The EU and its member states have invoked Article 17(2)(b) and have adopted various sanctions (restrictive measures in EU jargon) against Russian and Belarusian individuals and entities. In connection with the Russian war in Ukraine the EU has adopted sanctions, first after the annexation of Crimea, and subsequently following Russian invasion starting in 2022. The sanctions have been expanded to Belarus as well due to its involvement in the Russian war against Ukraine. In addition to the sanctions, the EU Commission also adopted a screening guidance for foreign direct investment from Russia and Belarus in 2022, which should also help member states in implementing EU sanctions.

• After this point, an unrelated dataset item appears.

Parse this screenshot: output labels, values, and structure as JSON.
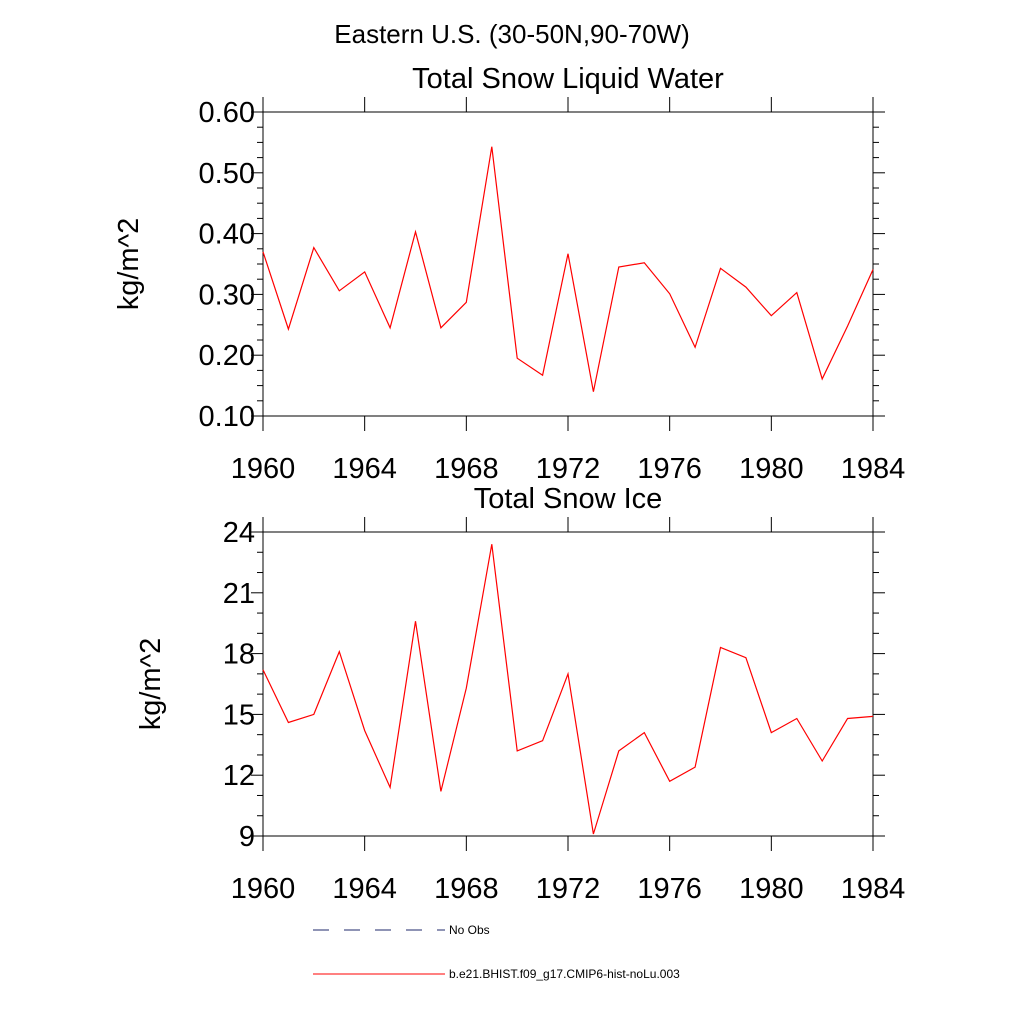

How and When to Invoke Article 17 ECT

The questions of how and when to invoke the Article 17 ECT have proven contentious. Most arbitral tribunals established under the ECT have held that the DOB clause must be actively triggered, i.e. the DOB does not apply automatically if the requirements under Article 17 are fulfilled (see e.g. Plama v. Bulgaria, para. 155-157). For instance, in the seminal case Plama v. Bulgaria the tribunal held that the right to deny benefits must be actively exercised giving reasonable notice of the exercise of the right to investors, for instance through

a general declaration in a Contracting State’s official gazette […]; or a statutory provision in a Contracting State’s investment or other laws; or even an exchange of letters with a particular investor or class of investors (Plama v. Bulgaria, para. 157).

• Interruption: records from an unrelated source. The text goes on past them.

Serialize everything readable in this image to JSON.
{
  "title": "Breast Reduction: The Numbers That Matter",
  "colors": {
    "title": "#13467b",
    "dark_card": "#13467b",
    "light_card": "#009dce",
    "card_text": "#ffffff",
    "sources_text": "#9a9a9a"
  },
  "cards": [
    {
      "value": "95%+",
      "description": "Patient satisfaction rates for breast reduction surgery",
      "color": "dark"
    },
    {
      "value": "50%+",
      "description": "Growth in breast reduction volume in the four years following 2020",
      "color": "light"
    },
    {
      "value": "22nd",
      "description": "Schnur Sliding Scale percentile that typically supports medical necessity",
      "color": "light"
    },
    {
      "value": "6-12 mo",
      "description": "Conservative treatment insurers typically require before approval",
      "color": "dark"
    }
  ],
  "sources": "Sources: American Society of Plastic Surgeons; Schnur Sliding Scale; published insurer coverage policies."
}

Most tribunals have held that such an active exercise of the right must occur prior to the initiation of an investment dispute against the host State (see e.g. ACF v. Bulgaria, para. 1469), whereas other tribunals have required express invocation even prior to making of an investment (Plama v. Bulgaria, para. 161). However, in one ECT case, it was accepted that Article 17 could be invoked retrospectively, namely after the commencement of arbitration within a reasonable period of time (Littop v. Ukraine, paras. 592-608).

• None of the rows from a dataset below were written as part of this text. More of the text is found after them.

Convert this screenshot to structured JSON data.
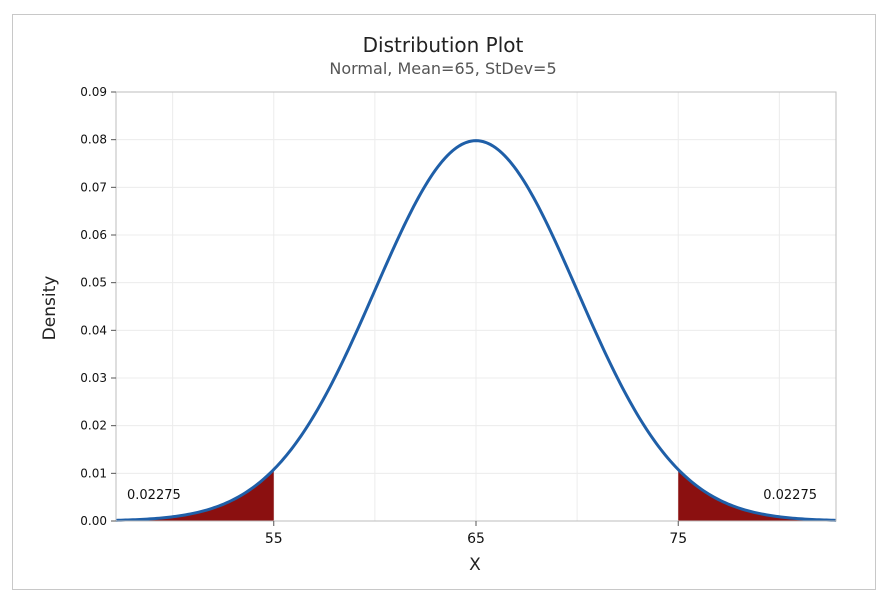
{
  "chart_data": {
    "type": "area",
    "title": "Distribution Plot",
    "subtitle": "Normal, Mean=65, StDev=5",
    "distribution": "Normal",
    "mean": 65,
    "stdev": 5,
    "xlabel": "X",
    "ylabel": "Density",
    "xlim": [
      47.2,
      82.8
    ],
    "ylim": [
      0,
      0.09
    ],
    "x_ticks": [
      55,
      65,
      75
    ],
    "x_tick_labels": [
      "55",
      "65",
      "75"
    ],
    "y_ticks": [
      0,
      0.01,
      0.02,
      0.03,
      0.04,
      0.05,
      0.06,
      0.07,
      0.08,
      0.09
    ],
    "y_tick_labels": [
      "0.00",
      "0.01",
      "0.02",
      "0.03",
      "0.04",
      "0.05",
      "0.06",
      "0.07",
      "0.08",
      "0.09"
    ],
    "x_gridlines": [
      50,
      55,
      60,
      65,
      70,
      75,
      80
    ],
    "shaded_regions": [
      {
        "from": 47.2,
        "to": 55,
        "probability_label": "0.02275",
        "color": "#8b1010"
      },
      {
        "from": 75,
        "to": 82.8,
        "probability_label": "0.02275",
        "color": "#8b1010"
      }
    ],
    "curve_color": "#1f5fa8",
    "grid": true
  }
}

Overall, there is a trend towards requiring prospective invocation under the ECT prior to the commencement of arbitral proceedings. In particular, already pending arbitrations such as Nord Stream 2 v. EU will not be affected by the recent exercise of the right to deny benefits. However, the EU's invocation will be sufficient for any future disputes related to ‘(Belo)Russian investments’. By the time the EU decisions of 25 June 2024 were published in the Official Journal of the EU on 2 July 2024, the DOB clause has arguably been actively invoked. The notification to the ECT Secretariat in September 2024 should be seen as an additional step. It cannot have a constitutive effect, as the ECT does not provide for it. Similarly, the circulation of the declaration in the Energy Charter Conference, which is explicitly provided for in Article 2 of the EU Decision, is probably only declaratory, notwithstanding the terms used ("The Commission shall, on behalf of the Union, give effect to this Decision by circulating the declaration in the Annex within the Energy Charter Conference"). From that moment on, potential claimants have been put on notice that the EU and its member states will deny them benefits under the ECT. The fact that other states are informed of this decision in the Energy Charter Conference does not provide investors from third states with any more direct information than the publication in the EU’s ‘official gazette’.

Conclusion

The EU and its member states, except Hungary, have invoked the DOB clause under the ECT to prevent investors from Russia and Belarus to challenge EU’s sanction under the ECT through restructuring investments to benefit from investment protection standards under the ECT. The active invocation of the DOB clause is well ahead of any future disputes and thus can be considered an effective invocation of the DOB clause.